* Relativistic Mass: In Einstein's theory of special relativity, the mass of an object increases as its speed approaches the speed of light. This increase is due to the object's increased energy. The formula for relativistic mass is:
```
m = m₀ / √(1 - v²/c²)
```
* m = relativistic mass
* m₀ = rest mass (mass at rest)
* v = speed of the object
* c = speed of light
* The Problem with "Relativistic Mass": While the formula above is valid, the concept of "relativistic mass" has fallen out of favor in modern physics.
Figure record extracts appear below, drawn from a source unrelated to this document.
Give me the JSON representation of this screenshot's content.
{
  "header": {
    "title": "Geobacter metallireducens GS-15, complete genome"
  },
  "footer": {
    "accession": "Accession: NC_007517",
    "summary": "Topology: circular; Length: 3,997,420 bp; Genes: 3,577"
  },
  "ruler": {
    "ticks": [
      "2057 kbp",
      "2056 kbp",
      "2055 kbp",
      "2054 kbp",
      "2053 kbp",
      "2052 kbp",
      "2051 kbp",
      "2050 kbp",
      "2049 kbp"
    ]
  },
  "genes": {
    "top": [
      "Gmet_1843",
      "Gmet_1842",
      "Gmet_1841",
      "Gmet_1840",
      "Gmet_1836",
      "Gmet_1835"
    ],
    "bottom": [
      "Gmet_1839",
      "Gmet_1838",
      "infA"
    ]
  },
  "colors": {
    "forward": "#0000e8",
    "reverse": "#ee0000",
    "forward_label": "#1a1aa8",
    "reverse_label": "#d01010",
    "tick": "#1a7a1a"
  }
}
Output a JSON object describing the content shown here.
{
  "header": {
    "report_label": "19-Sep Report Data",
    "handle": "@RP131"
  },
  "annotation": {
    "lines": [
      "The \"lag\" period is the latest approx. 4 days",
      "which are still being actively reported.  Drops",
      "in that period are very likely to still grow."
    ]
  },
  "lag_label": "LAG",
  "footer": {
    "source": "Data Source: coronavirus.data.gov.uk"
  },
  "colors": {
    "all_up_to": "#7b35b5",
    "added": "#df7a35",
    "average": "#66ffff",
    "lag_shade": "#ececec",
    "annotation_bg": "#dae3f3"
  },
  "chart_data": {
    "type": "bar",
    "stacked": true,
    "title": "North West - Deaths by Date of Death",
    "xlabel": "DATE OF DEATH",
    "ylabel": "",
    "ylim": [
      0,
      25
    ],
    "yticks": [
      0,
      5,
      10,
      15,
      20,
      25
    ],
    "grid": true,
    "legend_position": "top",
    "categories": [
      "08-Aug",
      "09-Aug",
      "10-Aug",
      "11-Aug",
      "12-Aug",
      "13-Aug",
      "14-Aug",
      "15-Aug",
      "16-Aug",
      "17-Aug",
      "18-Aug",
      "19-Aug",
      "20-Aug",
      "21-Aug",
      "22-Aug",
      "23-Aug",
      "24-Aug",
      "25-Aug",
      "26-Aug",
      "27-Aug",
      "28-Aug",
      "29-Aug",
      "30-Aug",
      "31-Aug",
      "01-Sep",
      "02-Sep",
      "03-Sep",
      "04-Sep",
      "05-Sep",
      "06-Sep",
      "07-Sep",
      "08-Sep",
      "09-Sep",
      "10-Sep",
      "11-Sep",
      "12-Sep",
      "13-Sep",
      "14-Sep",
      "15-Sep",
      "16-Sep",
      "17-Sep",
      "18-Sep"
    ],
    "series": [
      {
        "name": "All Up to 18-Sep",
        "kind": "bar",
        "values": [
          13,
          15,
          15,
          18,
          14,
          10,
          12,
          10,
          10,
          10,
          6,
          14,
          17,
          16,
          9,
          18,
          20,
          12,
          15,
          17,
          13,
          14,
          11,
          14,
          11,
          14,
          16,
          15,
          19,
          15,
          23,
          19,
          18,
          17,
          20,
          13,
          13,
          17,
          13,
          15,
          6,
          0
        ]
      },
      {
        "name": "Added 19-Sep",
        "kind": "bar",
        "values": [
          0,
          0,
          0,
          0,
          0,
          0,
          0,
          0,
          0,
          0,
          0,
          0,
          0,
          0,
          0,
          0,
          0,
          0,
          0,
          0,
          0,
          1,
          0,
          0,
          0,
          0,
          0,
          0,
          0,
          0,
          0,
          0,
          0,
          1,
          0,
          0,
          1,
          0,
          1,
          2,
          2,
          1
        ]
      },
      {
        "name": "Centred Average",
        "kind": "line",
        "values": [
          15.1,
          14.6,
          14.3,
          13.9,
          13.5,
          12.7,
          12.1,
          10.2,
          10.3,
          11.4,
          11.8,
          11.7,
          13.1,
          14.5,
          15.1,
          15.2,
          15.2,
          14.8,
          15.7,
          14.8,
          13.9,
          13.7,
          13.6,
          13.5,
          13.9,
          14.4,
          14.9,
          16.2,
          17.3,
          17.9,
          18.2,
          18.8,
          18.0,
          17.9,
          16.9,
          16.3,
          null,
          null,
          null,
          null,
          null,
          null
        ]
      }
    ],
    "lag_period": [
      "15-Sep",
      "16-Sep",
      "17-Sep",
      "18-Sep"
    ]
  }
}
It's more accurate to say that the object's energy increases as its speed approaches the speed of light, and this energy contributes to its inertia (resistance to change in motion).
* Calculating Speed for Double the Mass: To find the speed at which an electron's mass *appears* to double, we can set up the following equation:
```
2m₀ = m₀ / √(1 - v²/c²)
```
Solving for 'v' (speed):
1. 2 = 1 / √(1 - v²/c²)
2. √(1 - v²/c²) = 1/2
3. 1 - v²/c² = 1/4
4. v²/c² = 3/4
5. v² = (3/4)c²
6. v = √(3/4)c ≈ 0.866c
Therefore, the speed at which the electron's relativistic mass would appear to double is approximately 86.6% of the speed of light.
Important Note: While this calculation demonstrates the concept of relativistic mass, remember that modern physics emphasizes the energy-momentum relationship, and not the concept of "relativistic mass" as a separate quantity.